Check the DKIM-Signature header in any email sent from your domain — the s= tag contains your selector. Common selectors: “google” (Google Workspace), “selector1”/“selector2” (Microsoft 365), “k1” (Mailchimp). Our tool auto-tries 16 common selectors.

What key length should I use?

Use 2048-bit RSA keys at minimum. 1024-bit keys are still acceptable but should be upgraded. Keys shorter than 1024 bits are vulnerable to cracking. Some providers support ed25519 keys for better performance.

What does testing mode (t=y) mean?

The t=y flag signals that DKIM is in testing mode and failed signatures shouldn't be treated as definitive. Remove this flag once you've verified DKIM signing works correctly.

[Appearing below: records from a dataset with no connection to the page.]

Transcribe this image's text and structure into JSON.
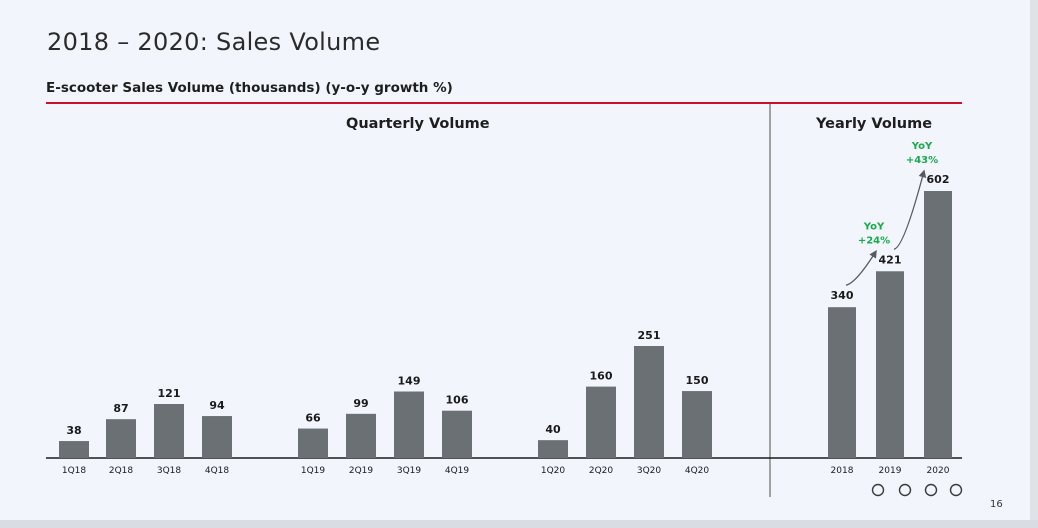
{
  "slide": {
    "title": "2018 – 2020: Sales Volume",
    "subtitle": "E-scooter Sales Volume (thousands) (y-o-y growth %)",
    "page_number": "16",
    "colors": {
      "accent_rule": "#c8102e",
      "bar": "#6b7075",
      "growth": "#1aaa4a"
    }
  },
  "chart_data": [
    {
      "type": "bar",
      "title": "Quarterly Volume",
      "categories": [
        "1Q18",
        "2Q18",
        "3Q18",
        "4Q18",
        "1Q19",
        "2Q19",
        "3Q19",
        "4Q19",
        "1Q20",
        "2Q20",
        "3Q20",
        "4Q20"
      ],
      "values": [
        38,
        87,
        121,
        94,
        66,
        99,
        149,
        106,
        40,
        160,
        251,
        150
      ],
      "data_labels": [
        "38",
        "87",
        "121",
        "94",
        "66",
        "99",
        "149",
        "106",
        "40",
        "160",
        "251",
        "150"
      ]
    },
    {
      "type": "bar",
      "title": "Yearly Volume",
      "categories": [
        "2018",
        "2019",
        "2020"
      ],
      "values": [
        340,
        421,
        602
      ],
      "data_labels": [
        "340",
        "421",
        "602"
      ],
      "annotations": [
        {
          "between": [
            "2018",
            "2019"
          ],
          "line1": "YoY",
          "line2": "+24%"
        },
        {
          "between": [
            "2019",
            "2020"
          ],
          "line1": "YoY",
          "line2": "+43%"
        }
      ]
    }
  ]
}
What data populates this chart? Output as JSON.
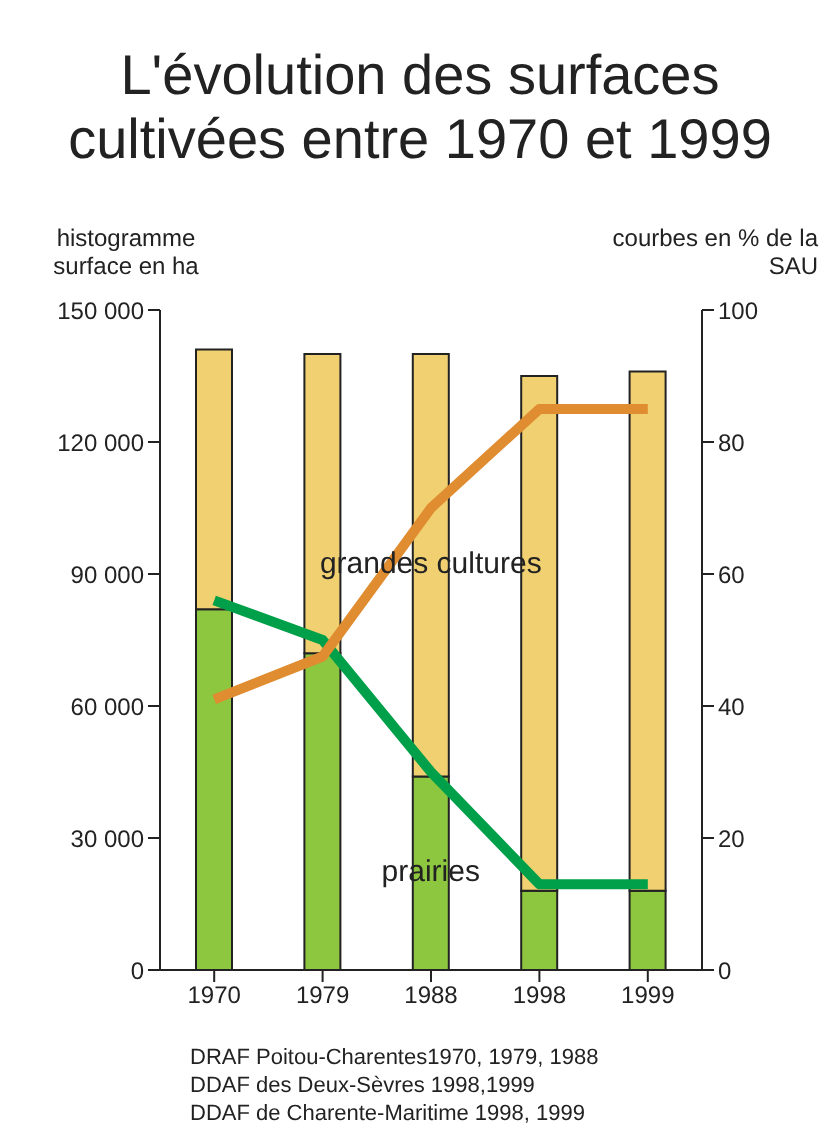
{
  "chart_data": {
    "type": "bar",
    "title": "L'évolution des surfaces cultivées entre 1970 et 1999",
    "ylabel": "histogramme surface en ha",
    "y2label": "courbes en % de la SAU",
    "categories": [
      "1970",
      "1979",
      "1988",
      "1998",
      "1999"
    ],
    "stacked": true,
    "series": [
      {
        "name": "prairies",
        "color": "#8dc63f",
        "values": [
          82000,
          72000,
          44000,
          18000,
          18000
        ]
      },
      {
        "name": "grandes cultures",
        "color": "#f0d070",
        "values": [
          59000,
          68000,
          96000,
          117000,
          118000
        ]
      },
      {
        "type": "line",
        "axis": "y2",
        "color": "#00a04a",
        "values": [
          56,
          50,
          30,
          13,
          13
        ]
      },
      {
        "type": "line",
        "axis": "y2",
        "color": "#e08c30",
        "values": [
          41,
          47.5,
          70,
          85,
          85
        ]
      }
    ],
    "ylim": [
      0,
      150000
    ],
    "yticks": [
      0,
      {
        "value": 30000,
        "label": "30 000"
      },
      {
        "value": 60000,
        "label": "60 000"
      },
      {
        "value": 90000,
        "label": "90 000"
      },
      {
        "value": 120000,
        "label": "120 000"
      },
      {
        "value": 150000,
        "label": "150 000"
      }
    ],
    "y2lim": [
      0,
      100
    ],
    "y2ticks": [
      0,
      20,
      40,
      60,
      80,
      100
    ],
    "grid": false,
    "legend": false,
    "marker": "none",
    "line_style": "solid",
    "annotations": [
      "DRAF Poitou-Charentes1970, 1979, 1988",
      "DDAF des Deux-Sèvres 1998,1999",
      "DDAF de Charente-Maritime 1998, 1999"
    ]
  }
}
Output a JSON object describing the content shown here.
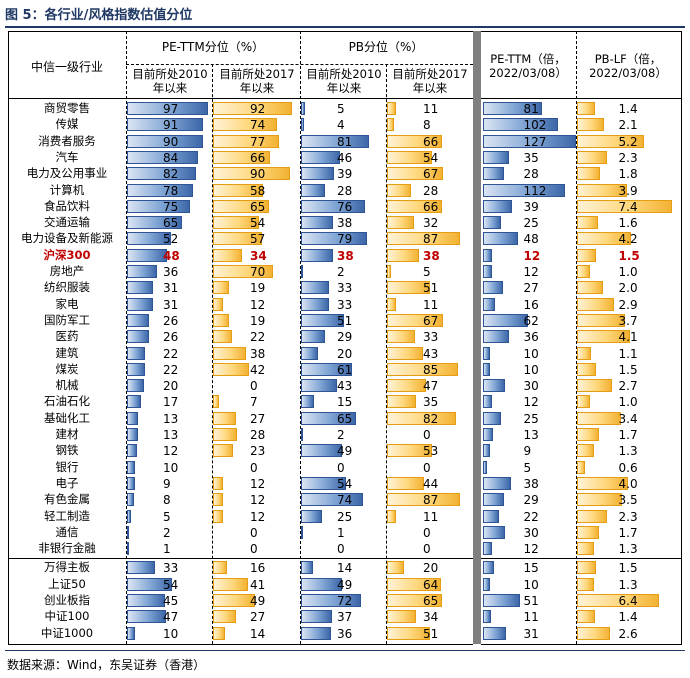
{
  "figure_title": "图 5：各行业/风格指数估值分位",
  "source": "数据来源：Wind，东吴证券（香港）",
  "headers": {
    "row_header": "中信一级行业",
    "pe_group": "PE-TTM分位（%）",
    "pb_group": "PB分位（%）",
    "sub_2010": "目前所处2010年以来",
    "sub_2017": "目前所处2017年以来",
    "pe_ttm": "PE-TTM（倍，2022/03/08）",
    "pb_lf": "PB-LF（倍，2022/03/08）"
  },
  "colors": {
    "blue": "#2f5597",
    "orange": "#f2b233",
    "highlight": "#c00000",
    "title": "#1f3864"
  },
  "chart_data": {
    "type": "table",
    "columns": [
      "PE-TTM分位 2010年以来",
      "PE-TTM分位 2017年以来",
      "PB分位 2010年以来",
      "PB分位 2017年以来",
      "PE-TTM(倍,2022/03/08)",
      "PB-LF(倍,2022/03/08)"
    ],
    "bar_scale_max": {
      "pe_pct": 100,
      "pb_pct": 100,
      "pe": 127,
      "pb": 7.4
    },
    "rows": [
      {
        "name": "商贸零售",
        "pe2010": 97,
        "pe2017": 92,
        "pb2010": 5,
        "pb2017": 11,
        "pe": 81,
        "pb": 1.4
      },
      {
        "name": "传媒",
        "pe2010": 91,
        "pe2017": 74,
        "pb2010": 4,
        "pb2017": 8,
        "pe": 102,
        "pb": 2.1
      },
      {
        "name": "消费者服务",
        "pe2010": 90,
        "pe2017": 77,
        "pb2010": 81,
        "pb2017": 66,
        "pe": 127,
        "pb": 5.2
      },
      {
        "name": "汽车",
        "pe2010": 84,
        "pe2017": 66,
        "pb2010": 46,
        "pb2017": 54,
        "pe": 35,
        "pb": 2.3
      },
      {
        "name": "电力及公用事业",
        "pe2010": 82,
        "pe2017": 90,
        "pb2010": 39,
        "pb2017": 67,
        "pe": 28,
        "pb": 1.8
      },
      {
        "name": "计算机",
        "pe2010": 78,
        "pe2017": 58,
        "pb2010": 28,
        "pb2017": 28,
        "pe": 112,
        "pb": 3.9
      },
      {
        "name": "食品饮料",
        "pe2010": 75,
        "pe2017": 65,
        "pb2010": 76,
        "pb2017": 66,
        "pe": 39,
        "pb": 7.4
      },
      {
        "name": "交通运输",
        "pe2010": 65,
        "pe2017": 54,
        "pb2010": 38,
        "pb2017": 32,
        "pe": 25,
        "pb": 1.6
      },
      {
        "name": "电力设备及新能源",
        "pe2010": 52,
        "pe2017": 57,
        "pb2010": 79,
        "pb2017": 87,
        "pe": 48,
        "pb": 4.2
      },
      {
        "name": "沪深300",
        "pe2010": 48,
        "pe2017": 34,
        "pb2010": 38,
        "pb2017": 38,
        "pe": 12,
        "pb": 1.5,
        "highlight": true
      },
      {
        "name": "房地产",
        "pe2010": 36,
        "pe2017": 70,
        "pb2010": 2,
        "pb2017": 5,
        "pe": 12,
        "pb": 1.0
      },
      {
        "name": "纺织服装",
        "pe2010": 31,
        "pe2017": 19,
        "pb2010": 33,
        "pb2017": 51,
        "pe": 27,
        "pb": 2.0
      },
      {
        "name": "家电",
        "pe2010": 31,
        "pe2017": 12,
        "pb2010": 33,
        "pb2017": 11,
        "pe": 16,
        "pb": 2.9
      },
      {
        "name": "国防军工",
        "pe2010": 26,
        "pe2017": 19,
        "pb2010": 51,
        "pb2017": 67,
        "pe": 62,
        "pb": 3.7
      },
      {
        "name": "医药",
        "pe2010": 26,
        "pe2017": 22,
        "pb2010": 29,
        "pb2017": 33,
        "pe": 36,
        "pb": 4.1
      },
      {
        "name": "建筑",
        "pe2010": 22,
        "pe2017": 38,
        "pb2010": 20,
        "pb2017": 43,
        "pe": 10,
        "pb": 1.1
      },
      {
        "name": "煤炭",
        "pe2010": 22,
        "pe2017": 42,
        "pb2010": 61,
        "pb2017": 85,
        "pe": 10,
        "pb": 1.5
      },
      {
        "name": "机械",
        "pe2010": 20,
        "pe2017": 0,
        "pb2010": 43,
        "pb2017": 47,
        "pe": 30,
        "pb": 2.7
      },
      {
        "name": "石油石化",
        "pe2010": 17,
        "pe2017": 7,
        "pb2010": 15,
        "pb2017": 35,
        "pe": 12,
        "pb": 1.0
      },
      {
        "name": "基础化工",
        "pe2010": 13,
        "pe2017": 27,
        "pb2010": 65,
        "pb2017": 82,
        "pe": 25,
        "pb": 3.4
      },
      {
        "name": "建材",
        "pe2010": 13,
        "pe2017": 28,
        "pb2010": 2,
        "pb2017": 0,
        "pe": 13,
        "pb": 1.7
      },
      {
        "name": "钢铁",
        "pe2010": 12,
        "pe2017": 23,
        "pb2010": 49,
        "pb2017": 53,
        "pe": 9,
        "pb": 1.3
      },
      {
        "name": "银行",
        "pe2010": 10,
        "pe2017": 0,
        "pb2010": 0,
        "pb2017": 0,
        "pe": 5,
        "pb": 0.6
      },
      {
        "name": "电子",
        "pe2010": 9,
        "pe2017": 12,
        "pb2010": 54,
        "pb2017": 44,
        "pe": 38,
        "pb": 4.0
      },
      {
        "name": "有色金属",
        "pe2010": 8,
        "pe2017": 12,
        "pb2010": 74,
        "pb2017": 87,
        "pe": 29,
        "pb": 3.5
      },
      {
        "name": "轻工制造",
        "pe2010": 5,
        "pe2017": 12,
        "pb2010": 25,
        "pb2017": 11,
        "pe": 22,
        "pb": 2.3
      },
      {
        "name": "通信",
        "pe2010": 2,
        "pe2017": 0,
        "pb2010": 1,
        "pb2017": 0,
        "pe": 30,
        "pb": 1.7
      },
      {
        "name": "非银行金融",
        "pe2010": 1,
        "pe2017": 0,
        "pb2010": 0,
        "pb2017": 0,
        "pe": 12,
        "pb": 1.3
      },
      {
        "name": "万得主板",
        "pe2010": 33,
        "pe2017": 16,
        "pb2010": 14,
        "pb2017": 20,
        "pe": 15,
        "pb": 1.5
      },
      {
        "name": "上证50",
        "pe2010": 54,
        "pe2017": 41,
        "pb2010": 49,
        "pb2017": 64,
        "pe": 10,
        "pb": 1.3
      },
      {
        "name": "创业板指",
        "pe2010": 45,
        "pe2017": 49,
        "pb2010": 72,
        "pb2017": 65,
        "pe": 51,
        "pb": 6.4
      },
      {
        "name": "中证100",
        "pe2010": 47,
        "pe2017": 27,
        "pb2010": 37,
        "pb2017": 34,
        "pe": 11,
        "pb": 1.4
      },
      {
        "name": "中证1000",
        "pe2010": 10,
        "pe2017": 14,
        "pb2010": 36,
        "pb2017": 51,
        "pe": 31,
        "pb": 2.6
      }
    ]
  }
}
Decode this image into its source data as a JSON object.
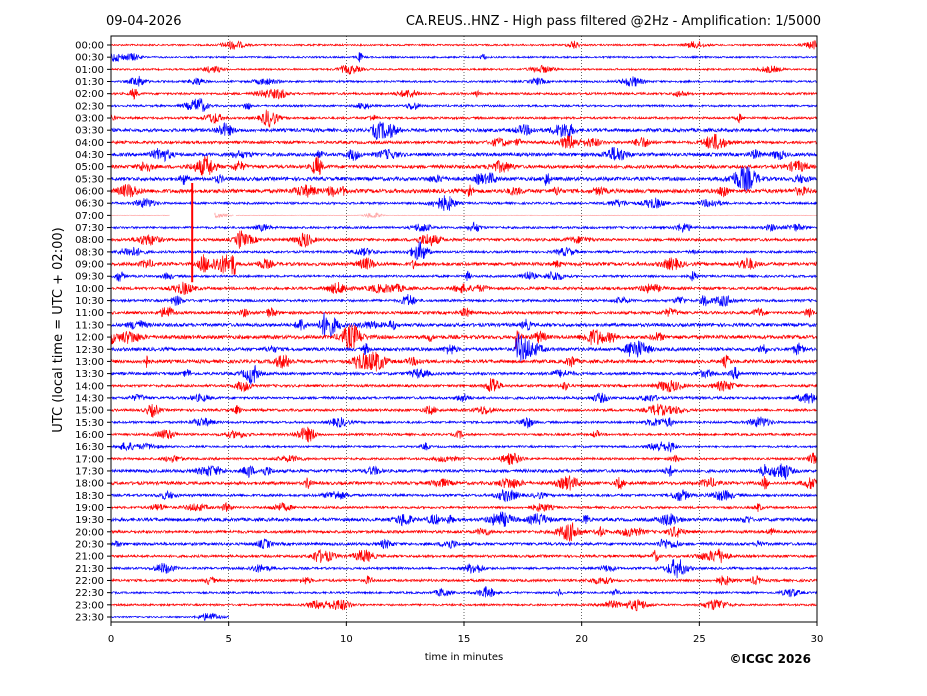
{
  "chart_data": {
    "type": "line",
    "title_left": "09-04-2026",
    "title": "CA.REUS..HNZ - High pass filtered @2Hz - Amplification: 1/5000",
    "xlabel": "time in minutes",
    "ylabel": "UTC (local time = UTC + 02:00)",
    "xlim": [
      0,
      30
    ],
    "xticks": [
      0,
      5,
      10,
      15,
      20,
      25,
      30
    ],
    "grid": "vertical dotted at 5-minute intervals",
    "copyright": "©ICGC 2026",
    "colors": [
      "#ff0000",
      "#0000ff"
    ],
    "rows": [
      {
        "label": "00:00",
        "amp": 0.3
      },
      {
        "label": "00:30",
        "amp": 0.3
      },
      {
        "label": "01:00",
        "amp": 0.3
      },
      {
        "label": "01:30",
        "amp": 0.35
      },
      {
        "label": "02:00",
        "amp": 0.4
      },
      {
        "label": "02:30",
        "amp": 0.35
      },
      {
        "label": "03:00",
        "amp": 0.4
      },
      {
        "label": "03:30",
        "amp": 0.6
      },
      {
        "label": "04:00",
        "amp": 0.5
      },
      {
        "label": "04:30",
        "amp": 0.6
      },
      {
        "label": "05:00",
        "amp": 0.6
      },
      {
        "label": "05:30",
        "amp": 0.65
      },
      {
        "label": "06:00",
        "amp": 0.7
      },
      {
        "label": "06:30",
        "amp": 0.4
      },
      {
        "label": "07:00",
        "amp": 0.08
      },
      {
        "label": "07:30",
        "amp": 0.4
      },
      {
        "label": "08:00",
        "amp": 0.5
      },
      {
        "label": "08:30",
        "amp": 0.4
      },
      {
        "label": "09:00",
        "amp": 0.6
      },
      {
        "label": "09:30",
        "amp": 0.4
      },
      {
        "label": "10:00",
        "amp": 0.5
      },
      {
        "label": "10:30",
        "amp": 0.45
      },
      {
        "label": "11:00",
        "amp": 0.5
      },
      {
        "label": "11:30",
        "amp": 0.6
      },
      {
        "label": "12:00",
        "amp": 0.65
      },
      {
        "label": "12:30",
        "amp": 0.6
      },
      {
        "label": "13:00",
        "amp": 0.6
      },
      {
        "label": "13:30",
        "amp": 0.5
      },
      {
        "label": "14:00",
        "amp": 0.45
      },
      {
        "label": "14:30",
        "amp": 0.45
      },
      {
        "label": "15:00",
        "amp": 0.45
      },
      {
        "label": "15:30",
        "amp": 0.4
      },
      {
        "label": "16:00",
        "amp": 0.4
      },
      {
        "label": "16:30",
        "amp": 0.35
      },
      {
        "label": "17:00",
        "amp": 0.4
      },
      {
        "label": "17:30",
        "amp": 0.55
      },
      {
        "label": "18:00",
        "amp": 0.55
      },
      {
        "label": "18:30",
        "amp": 0.45
      },
      {
        "label": "19:00",
        "amp": 0.4
      },
      {
        "label": "19:30",
        "amp": 0.6
      },
      {
        "label": "20:00",
        "amp": 0.5
      },
      {
        "label": "20:30",
        "amp": 0.5
      },
      {
        "label": "21:00",
        "amp": 0.45
      },
      {
        "label": "21:30",
        "amp": 0.4
      },
      {
        "label": "22:00",
        "amp": 0.45
      },
      {
        "label": "22:30",
        "amp": 0.35
      },
      {
        "label": "23:00",
        "amp": 0.35
      },
      {
        "label": "23:30",
        "amp": 0.25,
        "end": 5
      }
    ],
    "events": [
      {
        "row": "09:00",
        "start": 3.8,
        "end": 5.3,
        "amp": 2.2
      },
      {
        "row": "12:30",
        "start": 17.2,
        "end": 18.5,
        "amp": 3.5
      },
      {
        "row": "12:00",
        "start": 17.2,
        "end": 17.6,
        "amp": 2.0
      },
      {
        "row": "07:00",
        "start": 4.4,
        "end": 5.2,
        "amp": 0.9
      }
    ],
    "gaps": [
      {
        "row": "07:00",
        "start": 2.5,
        "end": 4.4
      },
      {
        "row": "07:00",
        "start": 5.2,
        "end": 5.3
      }
    ],
    "spike": {
      "minute": 3.45,
      "from_row": "06:00",
      "to_row": "09:30"
    }
  }
}
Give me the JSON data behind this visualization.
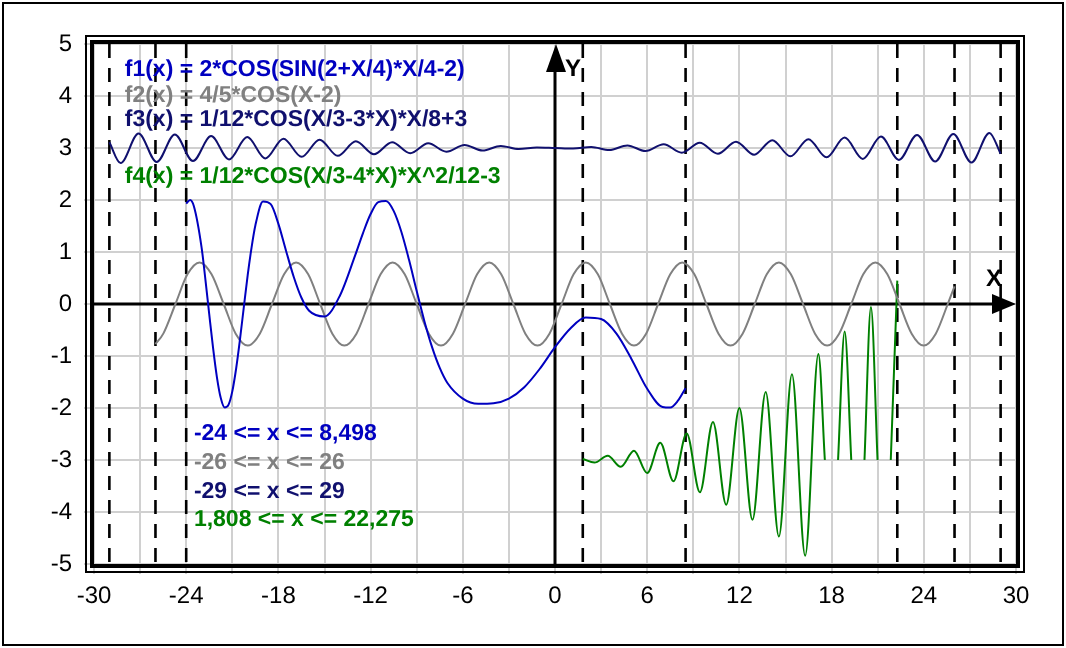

Can I have multiple DKIM records?

Yes — each DKIM record uses a unique selector, so multiple records don't conflict. This is common when using multiple email services or during key rotation.

How do I rotate DKIM keys?

Generate a new key with a new selector, publish it in DNS, wait for propagation, switch your mail server to use the new selector, keep the old record for 1-2 weeks, then remove it.

How does DKIM relate to SPF and DMARC?

SPF verifies the sending server's IP. DKIM verifies email content integrity. DMARC ties them together with a policy for handling failures. Configure all three for comprehensive email security.

Why is my DKIM check failing?

Common causes: missing or incorrect DNS record, wrong selector, email modified in transit (by mailing lists or forwarding), key mismatch between signing server and DNS record, or DNS propagation delay after setup.